Dışişleri Bakanlığı, AB Dış İlişkiler Konseyi'nin aldığı kararlara tepki gösterdi.
Açıklamada şu ifadelere yer verildi:
"Doğu Akdeniz’de uluslararası hukuktan kaynaklanan haklarımız ile KKTC’nin hak ve çıkarlarını, Avrupa Birliği’nin tüm izan dışı adımlarına rağmen korumaktan vazgeçmeyeceğimiz daha önce de defalarca ve kuvvetle vurgulanmıştır.
AB Dış İlişkiler Konseyi’nin, bugün (11 Kasım) yapılan toplantıda bu konuda aldığı kararlar, 15 Temmuz ve 14 Ekim 2019 tarihlerindeki Dış İlişkiler Konseyi toplantılarının ardından verdiğimiz mesajların hiçbirinin yerine ulaşmadığını göstermektedir.

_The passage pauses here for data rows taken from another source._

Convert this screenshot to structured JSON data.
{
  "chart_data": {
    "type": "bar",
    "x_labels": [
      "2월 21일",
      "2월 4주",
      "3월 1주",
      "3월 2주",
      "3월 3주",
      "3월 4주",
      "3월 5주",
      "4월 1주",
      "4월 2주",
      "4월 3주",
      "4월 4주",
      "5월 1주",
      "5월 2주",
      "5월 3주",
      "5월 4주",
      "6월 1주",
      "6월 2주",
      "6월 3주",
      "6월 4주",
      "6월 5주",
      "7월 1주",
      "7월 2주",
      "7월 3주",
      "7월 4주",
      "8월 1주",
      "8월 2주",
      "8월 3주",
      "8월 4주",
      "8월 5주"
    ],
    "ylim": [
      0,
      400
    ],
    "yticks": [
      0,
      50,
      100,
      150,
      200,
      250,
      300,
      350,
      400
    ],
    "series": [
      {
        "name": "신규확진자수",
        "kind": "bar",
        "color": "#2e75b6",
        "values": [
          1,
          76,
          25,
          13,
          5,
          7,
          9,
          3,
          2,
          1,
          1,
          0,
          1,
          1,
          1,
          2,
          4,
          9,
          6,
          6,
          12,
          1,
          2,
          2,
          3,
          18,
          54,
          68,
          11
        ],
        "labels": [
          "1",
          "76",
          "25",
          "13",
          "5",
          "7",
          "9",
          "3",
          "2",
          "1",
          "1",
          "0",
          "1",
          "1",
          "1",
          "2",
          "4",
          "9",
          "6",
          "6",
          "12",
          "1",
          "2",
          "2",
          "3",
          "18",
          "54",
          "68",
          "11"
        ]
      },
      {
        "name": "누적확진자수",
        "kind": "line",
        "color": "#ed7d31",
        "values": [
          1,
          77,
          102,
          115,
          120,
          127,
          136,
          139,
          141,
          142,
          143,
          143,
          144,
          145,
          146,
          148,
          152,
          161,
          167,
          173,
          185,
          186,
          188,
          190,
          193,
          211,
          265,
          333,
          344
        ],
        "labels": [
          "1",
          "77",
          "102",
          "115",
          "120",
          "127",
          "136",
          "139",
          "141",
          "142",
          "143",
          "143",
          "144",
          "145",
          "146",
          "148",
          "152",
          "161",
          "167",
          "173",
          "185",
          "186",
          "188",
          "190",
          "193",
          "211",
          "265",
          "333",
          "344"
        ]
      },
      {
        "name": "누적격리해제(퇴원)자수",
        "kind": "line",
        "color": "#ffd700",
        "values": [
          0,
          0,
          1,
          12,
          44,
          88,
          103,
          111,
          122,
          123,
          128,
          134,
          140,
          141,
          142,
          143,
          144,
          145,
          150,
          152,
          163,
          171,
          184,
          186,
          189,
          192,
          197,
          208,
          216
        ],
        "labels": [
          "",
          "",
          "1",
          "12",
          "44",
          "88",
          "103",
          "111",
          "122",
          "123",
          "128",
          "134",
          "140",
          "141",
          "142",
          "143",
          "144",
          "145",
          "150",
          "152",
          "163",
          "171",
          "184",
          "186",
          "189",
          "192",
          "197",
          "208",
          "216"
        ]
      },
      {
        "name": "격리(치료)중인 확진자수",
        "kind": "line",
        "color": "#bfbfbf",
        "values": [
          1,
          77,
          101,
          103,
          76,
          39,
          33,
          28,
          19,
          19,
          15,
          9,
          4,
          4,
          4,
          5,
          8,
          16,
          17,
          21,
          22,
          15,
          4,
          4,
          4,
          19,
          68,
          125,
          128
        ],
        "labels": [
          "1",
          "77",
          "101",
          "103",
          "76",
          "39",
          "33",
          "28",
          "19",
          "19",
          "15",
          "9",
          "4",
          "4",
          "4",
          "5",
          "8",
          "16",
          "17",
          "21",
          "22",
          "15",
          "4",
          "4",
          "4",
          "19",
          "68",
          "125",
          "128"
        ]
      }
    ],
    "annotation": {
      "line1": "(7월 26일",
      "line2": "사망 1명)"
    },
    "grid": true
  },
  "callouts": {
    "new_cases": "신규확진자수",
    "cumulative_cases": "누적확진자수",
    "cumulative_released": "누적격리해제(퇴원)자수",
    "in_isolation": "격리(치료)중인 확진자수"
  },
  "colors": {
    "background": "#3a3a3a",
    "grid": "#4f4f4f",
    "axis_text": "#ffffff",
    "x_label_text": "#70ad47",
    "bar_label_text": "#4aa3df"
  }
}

Türkiye ve Kuzey Kıbrıs Türk Cumhuriyeti, 2004’ten bugüne kadar, Doğu Akdeniz’deki hidrokarbon kaynaklarının bir gerginlik değil, istikrar unsuru haline gelebilmesi için iyi niyetli bir biçimde çaba göstermiş, tüm yapıcı ve olumlu girişimleri üstlenen taraf olmuştur.
GKRY ve maksimalist pozisyonlarına alet ettiği AB ise, bu süreçte ne gerçekleri görebilmekte, ne de uluslararası hukuka ve hakkaniyete uygun bir karar alabilmektedir.
Haklarımızın tek taraflı olarak gasp edilmesine tabiatıyla izin vermeyeceğimiz, 2004’ten bu yana istikrarla dile getirilmiştir. AB tarafından, hükümsüz ve geçersiz bir yönetime uluslararası hukuk hiçe sayılarak verilen karşılıksız ve anlaşılamaz destek ile Doğu Akdeniz’de önemli bir işbirliği fırsatının rehin alınması gerçekten ibret vericidir.
Ülkemiz kalıcı istikrar ve Doğu Akdeniz bölgesinde yaşayan tüm insanların refahı için, uluslararası hukukun temel ilkelerinin uygulanmasını ve bölgedeki işbirliğini teşvik etmeyi sürdürecektir. Bununla birlikte, daha önceden Kıbrıs sorununun çözülmesine katkıda bulunabilecek tarafsız bir aktör olma vasfını çok uzun süre önce yitiren AB’nin, Doğu Akdeniz’de de yapıcı ve yararlı bir tutum alabilmesinin mümkün olmayacağı görülmektedir.
Nitekim, 2004’ten bu yana Türkiye ve KKTC’nin egemenlik ve meşru haklarına saygı gösterilmesi çağrılarımız karşısında pervasız bir tutum benimseyen AB’nin, biz de faaliyete başladıktan sonra iyi komşuluk ilkesine saygı gösterilmesine atıfta bulunması, en hafif tabirle ironiktir.
Ülkemizin tehditlere boyun eğerek, Doğu Akdeniz’deki haklarından geri adım atmasını ummak beyhude bir beklentidir. Bu itibarla Doğu Akdeniz’deki arama ve sondaj faaliyetlerimize aynı şekilde devam edeceğimizden kimse şüphe duymamalıdır."